Ci dicono i giornali che l’allerta è massima. Il Mattino, Romatoday, Il Messagero riportano all’unisono una velina della Questura: nessun travisamento, niente caschi, migliaia di carabinieri e finanzieri a terra per le vie di Roma e nei punti nevralgici della città a sorvegliare i cortei e a far rispettare i divieti, sistemi di registrazione all’avanguardia. Un’attenzione che non sorprende ma che denota un’attenzione particolare da parte del Ministero dell’interno su una giornata di contestazione quasi fisiologica al netto dell’antipatia suscitata dall’UE in tutto il paese. Poi i brogliacci polizieschi sulla stampa confermano e danno seguito a quanto già anticipato dal decreto sicurezza Minniti: fermi preventivi e arresti in differita. Ovviamente col silenzio assenso dei paladini della “libertà di espressione”.

Sappiamo bene che un processo di normalizzazione dello spazio della piazza va avanti ormai da decenni. I cortei devono essere una sfilata dell’opinione, un petizione gigante, un happening colorato. Non possono essere luogo in cui prende corpo il dissenso che attraversa il paese. L’operazione paura che precede ogni corteo è parte integrante di una gestione politica dell’ordine pubblico il cui obiettivo è esattamente la de-politicizzazione del conflitto e quindi l’impotenza politica del “cittadino”.

A parte l’enfasi, quindi, nessuna grande novità?

Secondo noi, c’è dell’altro. Ci sembra che la natura dell’operazione di dissuasione mediatica dalla partecipazione agli appuntamenti di contestazione al vertice si integra questa volta al tentativo di un effettivo cambio di passo nelle tecniche di contenimento del dissenso e del conflitto sociale: il 25 marzo si tenterà un rilancio e un’integrazione europea anche – e soprattutto – nella gestione di polizia. L’incontro di venerdì scorso tra Marco Minniti e il commissario alla sicurezza dell’Unione Europea Julian King pone il sigillo a questa operazione.

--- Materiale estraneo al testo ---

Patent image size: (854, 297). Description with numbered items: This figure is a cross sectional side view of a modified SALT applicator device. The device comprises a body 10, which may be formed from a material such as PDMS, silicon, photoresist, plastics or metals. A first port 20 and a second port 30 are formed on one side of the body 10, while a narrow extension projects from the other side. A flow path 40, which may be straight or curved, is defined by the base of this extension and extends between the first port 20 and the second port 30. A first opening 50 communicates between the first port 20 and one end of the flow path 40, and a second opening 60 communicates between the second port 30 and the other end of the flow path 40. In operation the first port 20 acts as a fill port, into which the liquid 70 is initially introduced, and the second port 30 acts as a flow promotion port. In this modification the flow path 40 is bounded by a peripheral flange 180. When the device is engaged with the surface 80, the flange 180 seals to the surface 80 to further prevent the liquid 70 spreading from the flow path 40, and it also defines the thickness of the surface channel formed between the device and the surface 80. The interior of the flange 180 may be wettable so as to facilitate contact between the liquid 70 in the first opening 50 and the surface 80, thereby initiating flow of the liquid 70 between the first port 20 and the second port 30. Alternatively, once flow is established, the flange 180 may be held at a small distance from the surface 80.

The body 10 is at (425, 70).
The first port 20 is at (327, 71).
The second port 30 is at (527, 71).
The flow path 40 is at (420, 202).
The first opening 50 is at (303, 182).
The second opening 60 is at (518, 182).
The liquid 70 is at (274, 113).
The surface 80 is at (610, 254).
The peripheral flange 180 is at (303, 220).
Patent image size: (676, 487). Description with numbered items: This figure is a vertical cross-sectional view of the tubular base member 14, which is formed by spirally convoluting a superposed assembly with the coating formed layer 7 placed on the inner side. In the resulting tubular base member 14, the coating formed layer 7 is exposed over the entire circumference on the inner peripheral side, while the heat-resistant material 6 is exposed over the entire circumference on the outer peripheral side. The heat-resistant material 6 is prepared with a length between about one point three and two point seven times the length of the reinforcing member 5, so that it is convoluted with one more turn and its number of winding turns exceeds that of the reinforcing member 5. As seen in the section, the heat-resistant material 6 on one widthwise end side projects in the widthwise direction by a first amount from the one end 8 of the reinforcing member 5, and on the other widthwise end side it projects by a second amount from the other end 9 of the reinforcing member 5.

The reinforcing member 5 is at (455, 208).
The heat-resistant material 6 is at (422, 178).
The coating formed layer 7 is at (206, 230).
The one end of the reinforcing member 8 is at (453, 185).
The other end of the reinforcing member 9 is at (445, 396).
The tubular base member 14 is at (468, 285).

Leggendo tra righe dei comunicati stampa  della questura, ripresi a pappagallo dai giornali, emerge la volontà d’imporre una “gestione europea” della piazza, in cui il lo scontro è una variabile che dev’essere contenuta, isolata e depoliticizzata più che repressa. Annullare l’anomalia italiana che tenta di accompagnare alle pratiche conflittuali una loro intelligibilità pubblica, schiacciare la possibilità di una contaminazione e quindi di un riconoscimento sociale tra pratiche di piazza e rabbia diffusa nel paese, costruire i cortei come spazio marginale, luogo di paura dove si aggirano senza volto slegati dal malessere che attraversa la penisola.

In questo senso la variazione del percorso del corteo convocato in piazza della Repubblica imposta dalla questura di Roma rappresenta bene un strategia in cui l’ordine pubblico è già strumento di lotta politica per mettere a tacere una nemicità che fa paura non per ciò che è ma per ciò che potrebbe rappresentare. Il nuovo concentramento in piazza di Porta San Paolo espelle di fatto dal centro città uno dei cortei di contestazione al summit più significativi della giornata, se non altro quello dove il campo della contestazione al vertice ha assunto le parole d’ordine più forti, relegandolo a un percorso tra lungotevere e muraglioni, lontano dalle zone del vertice e della città.

La posta in palio nella giornata del 25 marzo, insomma, parallela a quella di uno spot per il rilancio delle istituzioni politiche del progetto europeo, è quella di una riduzione e un addomesticamento delle forme del dissenso a questa Europa e in particolare dei movimenti che vi si oppongono. Qui la forma è sostanza, il lato tecnico è politico. La gestione dell’ordine pubblico, il 25 marzo, non sarà un mezzo ma un fine. Il rilancio dell’Unione Europea, annunciato da Gentiloni come obiettivo di questo vertice, non può che poggiare sull’annichilimento del conflitto sociale e delle opzioni antagoniste che lo interpretano. Una conditio sine qua non dura ma ambivalente: anche un’inimicizia irriducibile a questa Unione Europea non può che sorgere sulla non addomesticabilità delle forme dell’ostilità da rivolgergli contro.

La portata della partita è chiara, a noi di saperla giocare fino in fondo!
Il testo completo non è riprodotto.